William Aiken Walker

William Aiken Walker (March 11, 1839 – January 3, 1921) was an American player best known for genre paintings of black sharecroppers. He after that documented the American Civil War mature during his support in the Confederate Army.

Walker was born to an Irish Protestant dad and a mom of South Carolina background in Charleston, South Carolina in 1839. In 1841, after his dad died, Walker's relatives remained in Charleston where Walker grew up. (Seibels)

In 1861, during the American Civil War, Walker was conscripted in the Confederate Army and was sent to Morris Island as portion of the Palmetto Guard. Almost immediately, Walker was sent upon to Richmond and Camp Davis. Four months later, he usual a medical release from the army. For the remainder of the clash he served as a civilian draftsman to the Confederate Engineers Corps and made maps and drawings of Charleston's defenses. (Seibels) He was estranged from the military at the decline of 1864. After the Civil War, Walker moved to Baltimore, where he produced small paintings of the "Old South" to sell as tourist souvenirs.

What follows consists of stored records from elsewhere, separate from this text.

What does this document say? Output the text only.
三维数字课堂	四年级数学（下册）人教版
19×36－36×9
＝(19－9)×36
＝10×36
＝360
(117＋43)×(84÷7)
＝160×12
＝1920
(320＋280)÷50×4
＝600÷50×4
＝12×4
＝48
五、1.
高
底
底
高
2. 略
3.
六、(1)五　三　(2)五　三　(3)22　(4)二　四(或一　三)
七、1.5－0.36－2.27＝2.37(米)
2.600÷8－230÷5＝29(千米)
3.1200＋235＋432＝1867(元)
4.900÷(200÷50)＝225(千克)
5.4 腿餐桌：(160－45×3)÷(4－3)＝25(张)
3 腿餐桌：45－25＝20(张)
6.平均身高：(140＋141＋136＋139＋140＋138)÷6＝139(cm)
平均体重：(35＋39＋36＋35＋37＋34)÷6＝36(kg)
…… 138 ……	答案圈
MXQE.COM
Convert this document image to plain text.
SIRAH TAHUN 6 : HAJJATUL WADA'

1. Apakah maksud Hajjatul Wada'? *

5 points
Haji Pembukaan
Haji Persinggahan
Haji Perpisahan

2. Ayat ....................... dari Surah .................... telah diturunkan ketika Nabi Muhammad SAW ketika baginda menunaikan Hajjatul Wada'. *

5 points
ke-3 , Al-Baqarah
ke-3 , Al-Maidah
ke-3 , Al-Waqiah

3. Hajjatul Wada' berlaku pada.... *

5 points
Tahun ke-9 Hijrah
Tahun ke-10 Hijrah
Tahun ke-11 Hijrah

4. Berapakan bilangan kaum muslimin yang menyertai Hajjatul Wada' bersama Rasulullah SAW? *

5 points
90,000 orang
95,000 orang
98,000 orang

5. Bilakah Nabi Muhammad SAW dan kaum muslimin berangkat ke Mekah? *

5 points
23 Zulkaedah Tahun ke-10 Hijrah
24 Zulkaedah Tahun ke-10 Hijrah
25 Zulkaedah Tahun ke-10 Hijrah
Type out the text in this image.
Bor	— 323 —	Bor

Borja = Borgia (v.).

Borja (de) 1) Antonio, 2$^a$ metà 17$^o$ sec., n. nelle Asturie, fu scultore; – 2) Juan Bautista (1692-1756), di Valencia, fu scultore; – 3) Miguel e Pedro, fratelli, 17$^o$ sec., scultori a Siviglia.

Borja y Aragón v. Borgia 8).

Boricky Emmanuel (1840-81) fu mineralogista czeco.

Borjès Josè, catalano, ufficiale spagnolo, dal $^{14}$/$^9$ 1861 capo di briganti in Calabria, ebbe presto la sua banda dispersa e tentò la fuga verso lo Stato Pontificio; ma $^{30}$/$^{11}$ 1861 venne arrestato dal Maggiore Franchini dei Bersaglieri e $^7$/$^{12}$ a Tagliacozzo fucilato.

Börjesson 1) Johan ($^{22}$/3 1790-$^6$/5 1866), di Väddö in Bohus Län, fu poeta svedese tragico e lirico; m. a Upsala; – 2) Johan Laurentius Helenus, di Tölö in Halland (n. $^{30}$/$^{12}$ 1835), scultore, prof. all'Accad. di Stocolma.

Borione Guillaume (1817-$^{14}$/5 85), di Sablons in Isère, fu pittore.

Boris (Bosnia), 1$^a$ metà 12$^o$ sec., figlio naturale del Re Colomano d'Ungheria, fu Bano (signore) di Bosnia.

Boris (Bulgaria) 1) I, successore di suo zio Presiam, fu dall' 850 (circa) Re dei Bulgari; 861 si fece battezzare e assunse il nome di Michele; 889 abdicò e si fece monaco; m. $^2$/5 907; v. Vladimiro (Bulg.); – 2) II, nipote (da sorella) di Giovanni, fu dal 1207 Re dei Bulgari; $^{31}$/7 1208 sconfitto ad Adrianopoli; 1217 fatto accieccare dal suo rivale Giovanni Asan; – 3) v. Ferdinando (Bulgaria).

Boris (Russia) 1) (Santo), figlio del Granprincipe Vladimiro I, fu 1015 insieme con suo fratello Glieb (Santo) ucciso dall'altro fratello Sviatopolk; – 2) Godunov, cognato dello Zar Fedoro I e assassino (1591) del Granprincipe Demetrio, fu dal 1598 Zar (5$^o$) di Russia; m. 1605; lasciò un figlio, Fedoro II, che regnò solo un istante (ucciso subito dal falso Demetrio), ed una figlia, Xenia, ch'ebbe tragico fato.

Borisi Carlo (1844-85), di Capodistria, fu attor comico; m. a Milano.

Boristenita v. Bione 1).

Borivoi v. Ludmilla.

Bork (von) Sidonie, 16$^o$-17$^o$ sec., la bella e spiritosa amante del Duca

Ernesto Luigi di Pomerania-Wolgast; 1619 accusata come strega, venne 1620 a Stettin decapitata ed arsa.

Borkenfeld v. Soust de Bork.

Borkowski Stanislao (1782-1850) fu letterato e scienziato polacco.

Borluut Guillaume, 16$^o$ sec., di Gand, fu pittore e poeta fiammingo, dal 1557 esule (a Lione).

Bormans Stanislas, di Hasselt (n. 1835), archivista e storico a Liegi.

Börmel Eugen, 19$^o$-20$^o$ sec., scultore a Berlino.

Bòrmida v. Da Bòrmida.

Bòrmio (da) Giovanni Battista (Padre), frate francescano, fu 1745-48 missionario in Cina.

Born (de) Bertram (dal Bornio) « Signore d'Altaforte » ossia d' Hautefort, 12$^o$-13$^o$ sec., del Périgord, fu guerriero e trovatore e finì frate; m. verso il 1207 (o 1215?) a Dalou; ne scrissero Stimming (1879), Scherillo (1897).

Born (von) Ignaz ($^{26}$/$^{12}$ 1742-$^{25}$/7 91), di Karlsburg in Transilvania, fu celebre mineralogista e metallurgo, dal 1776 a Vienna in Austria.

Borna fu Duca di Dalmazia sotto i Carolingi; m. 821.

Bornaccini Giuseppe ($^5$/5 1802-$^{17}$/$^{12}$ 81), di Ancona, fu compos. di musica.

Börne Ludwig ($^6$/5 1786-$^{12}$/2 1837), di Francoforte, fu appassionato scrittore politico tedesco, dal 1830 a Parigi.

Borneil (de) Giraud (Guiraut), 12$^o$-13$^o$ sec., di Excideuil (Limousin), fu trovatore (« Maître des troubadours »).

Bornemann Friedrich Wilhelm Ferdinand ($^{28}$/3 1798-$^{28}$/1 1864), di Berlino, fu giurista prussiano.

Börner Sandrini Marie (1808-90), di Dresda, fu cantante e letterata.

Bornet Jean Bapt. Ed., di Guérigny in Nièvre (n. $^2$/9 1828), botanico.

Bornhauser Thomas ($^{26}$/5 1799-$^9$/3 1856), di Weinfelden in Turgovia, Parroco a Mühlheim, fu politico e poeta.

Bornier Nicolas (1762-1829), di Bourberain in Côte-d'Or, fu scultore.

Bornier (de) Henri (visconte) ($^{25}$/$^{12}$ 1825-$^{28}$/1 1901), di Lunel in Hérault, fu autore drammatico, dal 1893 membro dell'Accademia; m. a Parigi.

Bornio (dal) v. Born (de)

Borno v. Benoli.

In 1868 Walker painted the ruins of the Cathedral of Saint John and Saint Finbar that burned down in December 1861 in a ember that ravaged Charleston, South Carolina.

He is best known for his paintings depicting the lives of destitute black emancipated slaves, especially sharecroppers in the post-Reconstruction American South. Two of his paintings were reproduced by Currier and Ives as chromolithographs. Walker continued painting until his death upon January 3, 1921, in Charleston, where he is buried in the family scheme at Magnolia Cemetery.